How Common Is Fish Allergy in Babies?

Fish allergy is uncommon in babies. In the United States, roughly 0.3% of children under age 2 have a confirmed fish allergy. Globally, the prevalence in children sits below 0.2%, though it climbs higher in countries where fish is a dietary staple, reaching up to 3% in Norway.

Prevalence Varies by Region

How common fish allergy is depends heavily on where you live and how much fish the local population eats. Countries with long coastlines, high fish consumption, and fish processing industries see the highest rates. Norway tops the list at around 3% of children aged 0 to 2, where fish allergy accounts for nearly 18% of all food-related allergic reactions. In the U.S., phone survey data puts the rate at 0.3% for the same age group. Israel recorded the lowest rate at just 0.0001%.

For context, fish allergy is far less common in babies than milk or egg allergy, which affect roughly 2% to 3% of infants. Less than 1% of the world’s total population is affected. The numbers are actually higher in adults than in children, largely because fish allergy rarely resolves on its own over time.

Two Types of Reactions in Babies

Fish allergy in babies can show up in two distinct ways, and telling them apart matters because they look quite different and require different responses.

The first is the classic immune response (IgE-mediated), which develops quickly, usually within two hours of eating fish. Symptoms include hives, swelling of the face or lips, vomiting, diarrhea, breathing difficulties, and in rare severe cases, a full-body allergic reaction. This is the type most parents picture when they think of food allergy.

The second type is called FPIES (food protein-induced enterocolitis syndrome), which is a delayed, gut-centered reaction that typically hits more than two hours after a meal. It looks very different: intense vomiting occurs in virtually 100% of cases, along with lethargy in 77% to 85%, paleness in up to 67%, and diarrhea in about 25%. FPIES can lead to dehydration if the vomiting is severe. Unlike classic allergic reactions, FPIES doesn’t usually cause hives or breathing problems, and it typically doesn’t require an epinephrine injector.

The FPIES pattern can be confusing for parents because it mimics a stomach bug. If your baby consistently vomits and becomes unusually sleepy a few hours after eating fish, that pattern is worth flagging to your pediatrician.

Which Fish Are Most Likely to Cause Reactions

Although any fish can trigger an allergy, salmon, tuna, and halibut are the most frequently implicated species. The underlying culprit is a protein called parvalbumin, found in the muscle tissue of most finfish. Because this protein is structurally similar across many species, a child allergic to one type of fish has roughly a 50% chance of reacting to other types as well. That cross-reactivity rate is lower than shellfish (about 75%), which means some fish-allergic children can safely eat certain species while avoiding others.

This distinction matters practically. Some children react to all fish across the board, some react to just one species, and others fall somewhere in between, reacting to a handful of related species. Figuring out which category your child falls into can open up dietary options rather than requiring a blanket avoidance of all fish.

How Fish Allergy Is Diagnosed

Diagnosis starts with a detailed history of what your child ate and how they reacted, including the timing and specific symptoms. From there, a blood test measuring specific immune markers or a skin prick test can help confirm the allergy. Commercially available tests cover common species like cod and salmon, but for less common fish, an allergist may need to use fresh fish extracts directly on the skin.

When the history and test results don’t line up clearly, the gold standard is an oral food challenge. This involves feeding your child a small, controlled amount of the suspected fish under medical supervision to observe whether a reaction occurs. It’s the most reliable way to confirm or rule out the allergy, particularly when deciding whether your child can safely eat certain fish species but not others.

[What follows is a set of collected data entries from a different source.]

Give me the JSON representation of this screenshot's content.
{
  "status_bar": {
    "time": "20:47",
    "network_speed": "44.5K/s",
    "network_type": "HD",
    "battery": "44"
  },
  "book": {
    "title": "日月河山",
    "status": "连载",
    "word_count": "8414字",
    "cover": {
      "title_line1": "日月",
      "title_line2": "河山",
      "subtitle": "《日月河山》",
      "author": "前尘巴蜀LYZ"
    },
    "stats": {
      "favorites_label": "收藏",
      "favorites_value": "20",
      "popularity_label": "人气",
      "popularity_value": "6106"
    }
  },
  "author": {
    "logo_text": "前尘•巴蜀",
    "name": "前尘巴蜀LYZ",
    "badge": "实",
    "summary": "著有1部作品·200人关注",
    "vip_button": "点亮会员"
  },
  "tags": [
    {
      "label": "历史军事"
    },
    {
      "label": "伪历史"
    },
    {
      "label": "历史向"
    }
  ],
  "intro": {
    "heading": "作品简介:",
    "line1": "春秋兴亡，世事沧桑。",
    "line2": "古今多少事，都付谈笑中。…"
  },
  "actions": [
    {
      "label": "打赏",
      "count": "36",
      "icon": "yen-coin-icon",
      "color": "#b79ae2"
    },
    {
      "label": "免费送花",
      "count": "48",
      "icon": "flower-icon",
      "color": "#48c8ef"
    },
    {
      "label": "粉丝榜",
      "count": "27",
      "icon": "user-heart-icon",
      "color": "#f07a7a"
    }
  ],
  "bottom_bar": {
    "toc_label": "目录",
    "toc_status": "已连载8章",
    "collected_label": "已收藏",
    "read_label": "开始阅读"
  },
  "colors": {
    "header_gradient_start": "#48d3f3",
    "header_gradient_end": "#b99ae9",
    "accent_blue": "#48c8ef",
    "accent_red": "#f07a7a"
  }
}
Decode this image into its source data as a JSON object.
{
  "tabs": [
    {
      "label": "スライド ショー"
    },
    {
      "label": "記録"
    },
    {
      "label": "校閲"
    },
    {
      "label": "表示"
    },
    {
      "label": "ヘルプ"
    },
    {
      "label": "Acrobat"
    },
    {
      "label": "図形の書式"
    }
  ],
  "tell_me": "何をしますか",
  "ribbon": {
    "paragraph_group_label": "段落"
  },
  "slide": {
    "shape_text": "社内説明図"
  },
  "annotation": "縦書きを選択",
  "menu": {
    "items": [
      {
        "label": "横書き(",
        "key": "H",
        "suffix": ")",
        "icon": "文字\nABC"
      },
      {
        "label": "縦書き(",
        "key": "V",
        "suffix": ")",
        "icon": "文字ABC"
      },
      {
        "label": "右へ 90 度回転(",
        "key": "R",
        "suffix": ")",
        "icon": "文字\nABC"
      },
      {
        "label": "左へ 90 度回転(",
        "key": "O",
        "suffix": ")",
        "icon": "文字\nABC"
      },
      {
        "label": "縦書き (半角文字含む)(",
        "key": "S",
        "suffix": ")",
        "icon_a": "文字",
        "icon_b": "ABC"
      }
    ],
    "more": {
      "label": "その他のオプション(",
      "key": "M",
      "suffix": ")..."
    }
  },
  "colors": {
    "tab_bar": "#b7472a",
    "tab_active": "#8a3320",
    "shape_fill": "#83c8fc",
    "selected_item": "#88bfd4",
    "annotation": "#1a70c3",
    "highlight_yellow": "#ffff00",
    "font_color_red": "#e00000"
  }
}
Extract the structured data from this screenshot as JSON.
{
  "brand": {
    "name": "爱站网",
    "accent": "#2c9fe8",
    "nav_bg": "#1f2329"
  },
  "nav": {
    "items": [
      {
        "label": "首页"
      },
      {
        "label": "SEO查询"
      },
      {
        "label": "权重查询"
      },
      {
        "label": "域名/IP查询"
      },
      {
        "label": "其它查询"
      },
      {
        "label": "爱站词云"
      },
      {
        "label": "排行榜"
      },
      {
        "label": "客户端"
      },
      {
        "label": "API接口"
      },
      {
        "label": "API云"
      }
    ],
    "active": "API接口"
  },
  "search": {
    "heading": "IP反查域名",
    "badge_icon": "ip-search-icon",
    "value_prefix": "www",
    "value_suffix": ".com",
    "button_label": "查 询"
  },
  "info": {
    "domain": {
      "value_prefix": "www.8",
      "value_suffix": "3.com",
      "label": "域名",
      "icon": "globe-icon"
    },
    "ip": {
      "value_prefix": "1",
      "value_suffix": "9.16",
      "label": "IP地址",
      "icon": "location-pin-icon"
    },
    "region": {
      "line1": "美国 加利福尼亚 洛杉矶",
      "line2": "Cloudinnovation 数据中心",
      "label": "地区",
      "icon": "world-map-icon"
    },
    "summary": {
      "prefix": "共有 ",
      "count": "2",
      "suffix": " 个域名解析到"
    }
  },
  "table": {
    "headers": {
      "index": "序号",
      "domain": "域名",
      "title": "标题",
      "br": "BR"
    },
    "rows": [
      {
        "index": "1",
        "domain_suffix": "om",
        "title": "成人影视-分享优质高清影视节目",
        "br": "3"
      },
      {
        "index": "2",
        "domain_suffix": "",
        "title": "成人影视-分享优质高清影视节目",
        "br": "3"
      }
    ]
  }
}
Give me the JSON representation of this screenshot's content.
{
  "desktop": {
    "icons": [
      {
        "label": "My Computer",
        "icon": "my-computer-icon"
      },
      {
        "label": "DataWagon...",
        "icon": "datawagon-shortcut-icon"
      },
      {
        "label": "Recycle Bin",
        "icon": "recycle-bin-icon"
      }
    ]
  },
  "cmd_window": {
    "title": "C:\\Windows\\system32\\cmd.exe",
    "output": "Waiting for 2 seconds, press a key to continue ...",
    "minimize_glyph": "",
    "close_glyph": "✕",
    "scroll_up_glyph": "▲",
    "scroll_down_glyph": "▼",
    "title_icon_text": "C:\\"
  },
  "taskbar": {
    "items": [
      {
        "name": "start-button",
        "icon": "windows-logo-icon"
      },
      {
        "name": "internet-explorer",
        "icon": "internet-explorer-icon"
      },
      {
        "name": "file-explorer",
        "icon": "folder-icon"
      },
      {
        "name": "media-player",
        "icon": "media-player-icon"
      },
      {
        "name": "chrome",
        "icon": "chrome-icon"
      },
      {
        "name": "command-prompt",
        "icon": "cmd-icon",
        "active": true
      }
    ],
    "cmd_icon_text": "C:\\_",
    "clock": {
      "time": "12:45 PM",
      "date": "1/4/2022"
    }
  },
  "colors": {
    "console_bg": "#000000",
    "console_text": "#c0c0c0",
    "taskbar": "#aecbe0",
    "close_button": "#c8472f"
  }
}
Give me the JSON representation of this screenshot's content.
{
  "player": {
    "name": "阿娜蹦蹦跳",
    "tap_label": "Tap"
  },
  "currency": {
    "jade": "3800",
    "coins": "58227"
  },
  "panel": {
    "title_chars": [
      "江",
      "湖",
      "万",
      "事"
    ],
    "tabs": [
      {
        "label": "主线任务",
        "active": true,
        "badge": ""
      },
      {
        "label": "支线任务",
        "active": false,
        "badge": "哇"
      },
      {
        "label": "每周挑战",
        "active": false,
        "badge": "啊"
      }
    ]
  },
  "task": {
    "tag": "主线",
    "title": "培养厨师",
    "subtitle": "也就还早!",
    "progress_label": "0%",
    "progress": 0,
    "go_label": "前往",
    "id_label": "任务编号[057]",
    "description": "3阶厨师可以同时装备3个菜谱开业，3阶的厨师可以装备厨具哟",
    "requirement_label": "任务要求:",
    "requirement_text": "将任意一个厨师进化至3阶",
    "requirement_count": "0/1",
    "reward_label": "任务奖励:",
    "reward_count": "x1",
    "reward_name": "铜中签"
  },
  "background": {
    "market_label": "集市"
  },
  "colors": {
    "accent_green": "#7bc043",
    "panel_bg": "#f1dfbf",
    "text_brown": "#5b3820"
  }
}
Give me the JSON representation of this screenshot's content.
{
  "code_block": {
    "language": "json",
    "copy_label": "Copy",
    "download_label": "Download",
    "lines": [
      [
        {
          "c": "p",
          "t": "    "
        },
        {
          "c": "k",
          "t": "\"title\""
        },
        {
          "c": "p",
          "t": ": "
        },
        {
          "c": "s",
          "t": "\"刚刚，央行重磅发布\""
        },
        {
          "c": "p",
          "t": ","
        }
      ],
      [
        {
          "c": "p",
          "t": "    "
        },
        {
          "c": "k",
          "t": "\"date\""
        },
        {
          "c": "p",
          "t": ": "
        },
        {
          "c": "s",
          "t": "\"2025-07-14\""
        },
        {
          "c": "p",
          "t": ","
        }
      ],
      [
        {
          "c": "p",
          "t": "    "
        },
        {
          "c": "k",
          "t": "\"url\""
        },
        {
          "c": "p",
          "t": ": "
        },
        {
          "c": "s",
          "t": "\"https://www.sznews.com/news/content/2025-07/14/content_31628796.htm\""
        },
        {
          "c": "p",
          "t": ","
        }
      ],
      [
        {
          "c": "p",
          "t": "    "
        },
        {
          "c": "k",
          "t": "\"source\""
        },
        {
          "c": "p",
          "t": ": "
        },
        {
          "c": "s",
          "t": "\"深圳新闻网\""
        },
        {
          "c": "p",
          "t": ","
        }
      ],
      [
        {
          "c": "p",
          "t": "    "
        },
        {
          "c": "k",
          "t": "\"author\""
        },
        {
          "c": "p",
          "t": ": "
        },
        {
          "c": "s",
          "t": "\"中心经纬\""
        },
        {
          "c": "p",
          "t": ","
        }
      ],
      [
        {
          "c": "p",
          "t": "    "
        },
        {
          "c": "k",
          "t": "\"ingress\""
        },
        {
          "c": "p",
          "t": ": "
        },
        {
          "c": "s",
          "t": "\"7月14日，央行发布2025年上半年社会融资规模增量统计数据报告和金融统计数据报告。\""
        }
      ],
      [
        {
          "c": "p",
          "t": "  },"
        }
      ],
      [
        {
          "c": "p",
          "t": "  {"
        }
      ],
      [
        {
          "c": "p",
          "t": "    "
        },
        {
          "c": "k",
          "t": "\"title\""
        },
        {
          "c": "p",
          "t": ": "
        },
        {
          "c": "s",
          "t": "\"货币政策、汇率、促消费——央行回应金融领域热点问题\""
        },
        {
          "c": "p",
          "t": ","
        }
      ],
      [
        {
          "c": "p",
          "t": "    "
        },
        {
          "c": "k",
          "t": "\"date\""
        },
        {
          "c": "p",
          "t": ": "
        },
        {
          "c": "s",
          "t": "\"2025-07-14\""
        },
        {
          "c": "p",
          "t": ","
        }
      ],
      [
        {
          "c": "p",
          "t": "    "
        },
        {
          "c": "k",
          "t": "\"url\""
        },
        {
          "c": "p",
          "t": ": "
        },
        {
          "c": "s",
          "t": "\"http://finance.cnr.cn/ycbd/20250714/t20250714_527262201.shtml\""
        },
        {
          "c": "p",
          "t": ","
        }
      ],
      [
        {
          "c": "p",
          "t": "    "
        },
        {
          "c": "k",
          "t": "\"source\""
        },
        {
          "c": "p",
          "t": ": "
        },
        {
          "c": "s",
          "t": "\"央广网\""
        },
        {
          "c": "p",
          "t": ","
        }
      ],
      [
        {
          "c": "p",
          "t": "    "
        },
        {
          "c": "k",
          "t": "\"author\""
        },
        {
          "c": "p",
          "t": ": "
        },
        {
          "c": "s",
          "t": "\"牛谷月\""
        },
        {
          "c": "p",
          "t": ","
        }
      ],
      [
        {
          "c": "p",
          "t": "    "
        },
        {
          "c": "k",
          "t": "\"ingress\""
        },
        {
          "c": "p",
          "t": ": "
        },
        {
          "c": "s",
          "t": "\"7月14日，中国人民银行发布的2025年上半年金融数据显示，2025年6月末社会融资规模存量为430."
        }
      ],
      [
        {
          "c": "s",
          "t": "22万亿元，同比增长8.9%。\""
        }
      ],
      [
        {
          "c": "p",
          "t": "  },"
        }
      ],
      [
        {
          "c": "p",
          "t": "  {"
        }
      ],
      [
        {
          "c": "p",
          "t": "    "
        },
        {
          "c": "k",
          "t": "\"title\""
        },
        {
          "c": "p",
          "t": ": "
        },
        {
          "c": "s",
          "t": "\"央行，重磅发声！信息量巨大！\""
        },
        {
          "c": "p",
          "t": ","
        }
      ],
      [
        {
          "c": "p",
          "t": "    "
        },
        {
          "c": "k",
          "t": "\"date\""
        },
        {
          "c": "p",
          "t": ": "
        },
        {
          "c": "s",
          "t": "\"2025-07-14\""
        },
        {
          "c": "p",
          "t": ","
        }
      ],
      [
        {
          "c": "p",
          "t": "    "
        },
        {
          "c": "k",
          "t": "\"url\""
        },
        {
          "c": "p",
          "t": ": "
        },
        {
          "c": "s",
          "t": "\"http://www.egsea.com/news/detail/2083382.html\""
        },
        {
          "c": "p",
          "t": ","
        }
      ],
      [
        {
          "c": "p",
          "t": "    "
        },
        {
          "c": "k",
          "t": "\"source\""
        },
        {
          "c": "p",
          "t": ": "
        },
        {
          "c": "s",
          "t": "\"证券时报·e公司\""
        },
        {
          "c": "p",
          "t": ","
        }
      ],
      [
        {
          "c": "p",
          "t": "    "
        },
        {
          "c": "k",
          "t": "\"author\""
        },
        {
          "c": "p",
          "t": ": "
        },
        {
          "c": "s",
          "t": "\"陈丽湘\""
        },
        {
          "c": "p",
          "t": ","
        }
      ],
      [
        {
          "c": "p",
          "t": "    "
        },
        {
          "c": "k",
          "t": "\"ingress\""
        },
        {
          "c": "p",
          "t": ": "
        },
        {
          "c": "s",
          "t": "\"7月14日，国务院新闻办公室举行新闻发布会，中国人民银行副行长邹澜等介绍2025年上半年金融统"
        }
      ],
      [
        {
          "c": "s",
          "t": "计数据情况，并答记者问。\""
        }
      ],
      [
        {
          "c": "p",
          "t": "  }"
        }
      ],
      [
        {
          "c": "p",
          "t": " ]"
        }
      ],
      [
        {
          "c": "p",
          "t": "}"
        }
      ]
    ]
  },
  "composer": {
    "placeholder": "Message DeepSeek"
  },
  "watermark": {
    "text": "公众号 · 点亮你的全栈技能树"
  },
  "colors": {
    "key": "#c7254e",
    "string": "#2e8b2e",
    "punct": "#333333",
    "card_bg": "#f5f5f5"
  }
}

Will Your Baby Outgrow It?

Fish allergy is one of the more persistent food allergies. Only about 15% of children outgrow it within two to five years. Tolerance does improve with age, but slowly: one study found that just 3.4% of preschool-aged children had outgrown their fish allergy, while the number climbed above 45% by adolescence. Compare that to cow’s milk allergy, where the majority of children become tolerant by school age.

The persistence of fish allergy is the main reason it’s more commonly reported in adults than children. Most people who are allergic to fish as babies will carry that allergy into adulthood, making long-term dietary planning important.

When to Introduce Fish

Current guidelines from the American Academy of Pediatrics recommend introducing major food allergens, including fish, at around 4 to 6 months of age regardless of your baby’s family history of allergies or prior allergy testing results. This represents a shift from older guidance that advised delaying allergenic foods. The thinking now is that early introduction may actually help the immune system learn to tolerate these proteins rather than react against them.

When you introduce fish, start with a small amount of a single species and watch for any reaction over the following hours. If your baby tolerates it well, continue offering it regularly. If you notice hives, swelling, or the delayed vomiting pattern described above, stop and discuss the reaction with your pediatrician before trying fish again.